Projekt Orientieren - Qualifizieren - Integrieren

Perspektiven für Flüchtlinge

Eine Gruppe junger Menschen lächelt in die Kamera mit der Geste "Daumen nach oben".

Wie schaffe ich in Deutschland den Einstieg ins Berufsleben? Welche Berufe gibt es überhaupt? Und wie läuft eine Ausbildung ab? Für viele geflüchtete Menschen sind dies wichtige Fragen.

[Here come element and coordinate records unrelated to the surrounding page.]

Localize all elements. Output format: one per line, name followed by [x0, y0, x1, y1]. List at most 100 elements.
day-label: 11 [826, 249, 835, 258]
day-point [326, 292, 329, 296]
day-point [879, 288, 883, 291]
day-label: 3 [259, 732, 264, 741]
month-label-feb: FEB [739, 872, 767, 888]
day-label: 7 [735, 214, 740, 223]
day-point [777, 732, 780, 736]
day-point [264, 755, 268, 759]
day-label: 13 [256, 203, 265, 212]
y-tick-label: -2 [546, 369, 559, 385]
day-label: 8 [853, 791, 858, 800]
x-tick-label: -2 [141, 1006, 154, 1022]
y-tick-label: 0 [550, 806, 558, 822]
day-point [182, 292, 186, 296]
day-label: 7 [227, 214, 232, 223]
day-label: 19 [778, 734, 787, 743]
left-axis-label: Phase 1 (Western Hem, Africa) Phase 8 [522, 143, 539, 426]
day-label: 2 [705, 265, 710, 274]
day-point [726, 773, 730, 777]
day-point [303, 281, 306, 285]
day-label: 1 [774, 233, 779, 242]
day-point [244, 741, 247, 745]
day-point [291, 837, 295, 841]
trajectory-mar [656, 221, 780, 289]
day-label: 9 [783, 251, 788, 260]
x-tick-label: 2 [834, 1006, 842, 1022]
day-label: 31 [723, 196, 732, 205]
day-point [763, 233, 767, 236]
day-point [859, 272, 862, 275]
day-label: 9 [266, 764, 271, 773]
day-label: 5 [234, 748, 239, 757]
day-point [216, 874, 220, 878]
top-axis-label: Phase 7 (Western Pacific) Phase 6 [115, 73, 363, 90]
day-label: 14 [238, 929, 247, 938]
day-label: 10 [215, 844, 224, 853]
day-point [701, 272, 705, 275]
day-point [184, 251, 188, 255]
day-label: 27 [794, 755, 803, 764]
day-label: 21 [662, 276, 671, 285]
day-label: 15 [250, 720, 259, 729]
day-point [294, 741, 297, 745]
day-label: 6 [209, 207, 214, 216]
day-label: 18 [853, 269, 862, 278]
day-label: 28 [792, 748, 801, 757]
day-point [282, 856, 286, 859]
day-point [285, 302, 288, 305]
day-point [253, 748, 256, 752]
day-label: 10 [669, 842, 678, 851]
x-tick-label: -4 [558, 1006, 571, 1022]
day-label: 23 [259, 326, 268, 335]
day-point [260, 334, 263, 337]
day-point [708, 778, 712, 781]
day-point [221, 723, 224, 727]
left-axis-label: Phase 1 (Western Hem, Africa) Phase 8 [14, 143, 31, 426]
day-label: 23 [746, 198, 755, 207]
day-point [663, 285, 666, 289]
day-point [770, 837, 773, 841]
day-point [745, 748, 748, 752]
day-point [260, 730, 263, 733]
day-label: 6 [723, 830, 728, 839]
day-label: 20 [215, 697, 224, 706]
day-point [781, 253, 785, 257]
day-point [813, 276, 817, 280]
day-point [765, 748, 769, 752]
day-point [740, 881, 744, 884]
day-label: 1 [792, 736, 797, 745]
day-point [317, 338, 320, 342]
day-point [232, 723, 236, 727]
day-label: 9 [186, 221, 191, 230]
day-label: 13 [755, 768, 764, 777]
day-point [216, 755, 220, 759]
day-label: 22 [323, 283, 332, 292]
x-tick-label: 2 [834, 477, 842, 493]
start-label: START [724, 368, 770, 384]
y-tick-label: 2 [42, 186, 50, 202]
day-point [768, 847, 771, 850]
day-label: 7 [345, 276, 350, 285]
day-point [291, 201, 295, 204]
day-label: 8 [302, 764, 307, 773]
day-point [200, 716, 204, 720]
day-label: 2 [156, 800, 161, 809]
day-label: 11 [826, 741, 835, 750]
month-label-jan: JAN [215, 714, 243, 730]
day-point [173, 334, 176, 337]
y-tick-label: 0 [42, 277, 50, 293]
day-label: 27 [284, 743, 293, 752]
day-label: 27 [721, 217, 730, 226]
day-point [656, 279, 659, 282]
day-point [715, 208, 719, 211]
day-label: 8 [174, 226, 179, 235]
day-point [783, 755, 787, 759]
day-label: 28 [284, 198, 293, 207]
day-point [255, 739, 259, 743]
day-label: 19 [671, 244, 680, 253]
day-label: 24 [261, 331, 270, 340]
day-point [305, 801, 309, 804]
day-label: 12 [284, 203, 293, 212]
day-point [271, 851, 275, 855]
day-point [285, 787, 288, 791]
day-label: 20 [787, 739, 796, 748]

Das Berufsbildungswerk Südhessen und die Flüchtlingshilfe Karben bieten seit Februar 2016 ein Programm für jeweils zehn Teilnehmer/-innen an, das Antworten gibt. Das Projekt bietet berufliche Orientierung und Qualifizierung als Vorbereitung auf eine Ausbildung oder eine sozialversicherungspflichtige Arbeitsstelle.

Drei Schritte, ein Ziel

"Orientieren - Qualifizieren - Integrieren" - kurz: OQI -  dauert bis zu 18 Monate und gliedert sich in drei Phasen: Berufsorientierung, Werkstattphasen und Übergangsbegleitung in einen Betrieb. Da jede/r Teilnehmer/-in andere Voraussetzungen mitbringt, liegt ein Schwerpunkt auf der individuellen Begleitung. Zu Beginn werden die sprachlichen und fachlichen Voraussetzungen geklärt und Kompetenzen festgestellt. Es folgen begleitete Praktika in den bbw-Ausbildungsbereichen und nach drei bis sechs Monaten in externen Unternehmen. Die Begleitung des Ankommens im Betrieb und die Anbahnung und Stabilisierung des Ausbildungs-/Arbeitsverhältnisses schließen sich an. Eine Teilnahme an regelmäßigem  - in den ersten zwei Phasen täglichem - Deutschunterricht, Training der Mathematikkenntnisse sowie Kulturtrainings und -programm komplettieren die Inhalte.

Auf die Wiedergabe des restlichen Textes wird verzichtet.